Identification and characterization of persistent intracellular human immunodeficiency virus type 1 integrase strand transfer inhibitor activity

Abstract

Pharmacokinetic and pharmacodynamic considerations significantly impact infectious disease treatment options. One aspect of pharmacodynamics is the postantibiotic effect, classically defined as delayed bacterial growth after antibiotic removal. The same principle can apply to antiviral drugs. For example, significant delays in human immunodeficiency virus type 1 (HIV-1) replication can be observed after nucleoside/nucleotide reverse transcriptase inhibitor (N/NtRTI) removal from culture medium, because these prodrugs must be anabolized into active, phosphorylated forms once internalized into cells. A relatively new class of anti-HIV-1 drugs is the integrase strand transfer inhibitors (INSTIs), and the INSTIs raltegravir (RAL) and elvitegravir (EVG) were tested here alongside positive N/NtRTI controls tenofovir disoproxil fumarate (TDF) and azidothymidine (AZT), as well as the nonnucleoside reverse transcriptase inhibitor negative control nevirapine (NVP), to assess potential postantiviral effects. Transformed and primary CD4-positive cells pretreated with INSTIs significantly resisted subsequent challenge by HIV-1, revealing the following hierarchy of persistent intracellular drug strength: TDF > EVG ∼ AZT > RAL > NVP. A modified time-of-addition assay was moreover developed to assess residual drug activity levels. Approximately 0.8% of RAL and 2% of initial EVG and TDF 1-h pulse drug levels persisted during the acute phase of HIV-1 infection. EVG furthermore displayed significant virucidal activity. Although there is no reason to suspect obligate intracellular modification, this study nevertheless defines significant intracellular persistence of prototype INSTIs. Ongoing second-generation formulations should therefore consider the potential for significant postantiviral effects among this drug class. Combined intracellular persistence and virucidal activities suggest potential pre-exposure prophylaxis applications for EVG.

FIG. 1.

Functional windows of antiviral drug action. (A) At the indicated times, 10-fold EC₉₅ adjusted levels of RAL, EVG, AZT, or NVP were added to HIV-Luc-infected cultures.
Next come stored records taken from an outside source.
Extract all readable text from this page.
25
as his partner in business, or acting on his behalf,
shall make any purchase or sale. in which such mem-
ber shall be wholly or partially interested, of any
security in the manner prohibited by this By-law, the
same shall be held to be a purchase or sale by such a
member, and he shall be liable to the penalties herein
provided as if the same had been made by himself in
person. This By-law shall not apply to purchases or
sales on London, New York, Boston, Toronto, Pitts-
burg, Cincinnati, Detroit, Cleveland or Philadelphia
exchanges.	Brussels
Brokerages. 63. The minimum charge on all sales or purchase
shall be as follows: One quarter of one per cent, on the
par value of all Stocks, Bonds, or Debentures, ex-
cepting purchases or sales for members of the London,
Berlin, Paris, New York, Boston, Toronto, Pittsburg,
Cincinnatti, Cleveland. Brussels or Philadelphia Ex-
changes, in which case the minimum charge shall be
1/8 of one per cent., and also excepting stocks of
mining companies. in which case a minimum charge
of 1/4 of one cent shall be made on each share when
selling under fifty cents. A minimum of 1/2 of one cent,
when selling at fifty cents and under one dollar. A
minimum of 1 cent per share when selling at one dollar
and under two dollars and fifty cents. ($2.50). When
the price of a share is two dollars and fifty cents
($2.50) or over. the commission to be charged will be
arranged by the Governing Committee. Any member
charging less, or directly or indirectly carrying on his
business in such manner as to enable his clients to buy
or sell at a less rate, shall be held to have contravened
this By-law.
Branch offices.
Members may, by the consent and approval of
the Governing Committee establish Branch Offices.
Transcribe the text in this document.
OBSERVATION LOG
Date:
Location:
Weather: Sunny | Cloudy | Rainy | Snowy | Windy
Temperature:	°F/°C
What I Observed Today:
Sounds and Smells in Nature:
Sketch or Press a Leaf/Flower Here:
Cells were lysed at 48 h postinfection, and luciferase activities are expressed as the percentage of the response in non-drug-treated cells. (B) Results of an experiment similar to that in panel A, except cells were treated with 10× the EC₉₅ of RAL, 100× the EC₉₅ of RAL, 10× the EC₉₅ of EVG, or 100× the EC₉₅ of EVG at the indicated times. Numbers indicate the time (in h) required for 50% inhibition compared to the no-drug control (dashed lines).

FIG. 2.

Functional intracellular persistence of HIV-1 inhibitors. Cells exposed to 100× the EC₉₅ levels of each compound for 24 h were washed to deplete extracellular drug, cultured for various time periods (0, 2, 4, 8, or 12 h), exposed to HIV-Luc, and then further cultured for 48 h prior to cell lysis. *, P < 0.05; **, P < 0.01; ***, P < 0.001 compared to the no-drug control (based on Student's t test).

FIG. 3.

Virucidal activities of anti-HIV-1 compounds. (A) Normalized HIV-Luc infectivities following standard 2-h absorption, shortened 2-min absorption, or 2 min of MNP-mediated infection. (B) HIV-Luc was preincubated with the indicated level of drug for 1 h prior to 2 min of MNP-mediated infection. Extensively washed cultures were incubated in the absence of drug for 2 days prior to cell lysis and luciferase assays. The NN-luc control virus was omitted from the virucidal activity assays. **, P < 0.01; ***, P < 0.001 compared to the no-drug control (based on Student's t test). RLU, relative light units.

FIG. 4.

TOA pulse assay. RAL, EVG, TDF, or NVP (100× the EC₉₅ adjusted) was removed from infected cultures at the indicated time points after a 1-h pulse. Thereafter, rewashed cells were incubated prior to lysis at 48 h postinfection. Results shown are the percent infectivity in comparison to no-drug controls.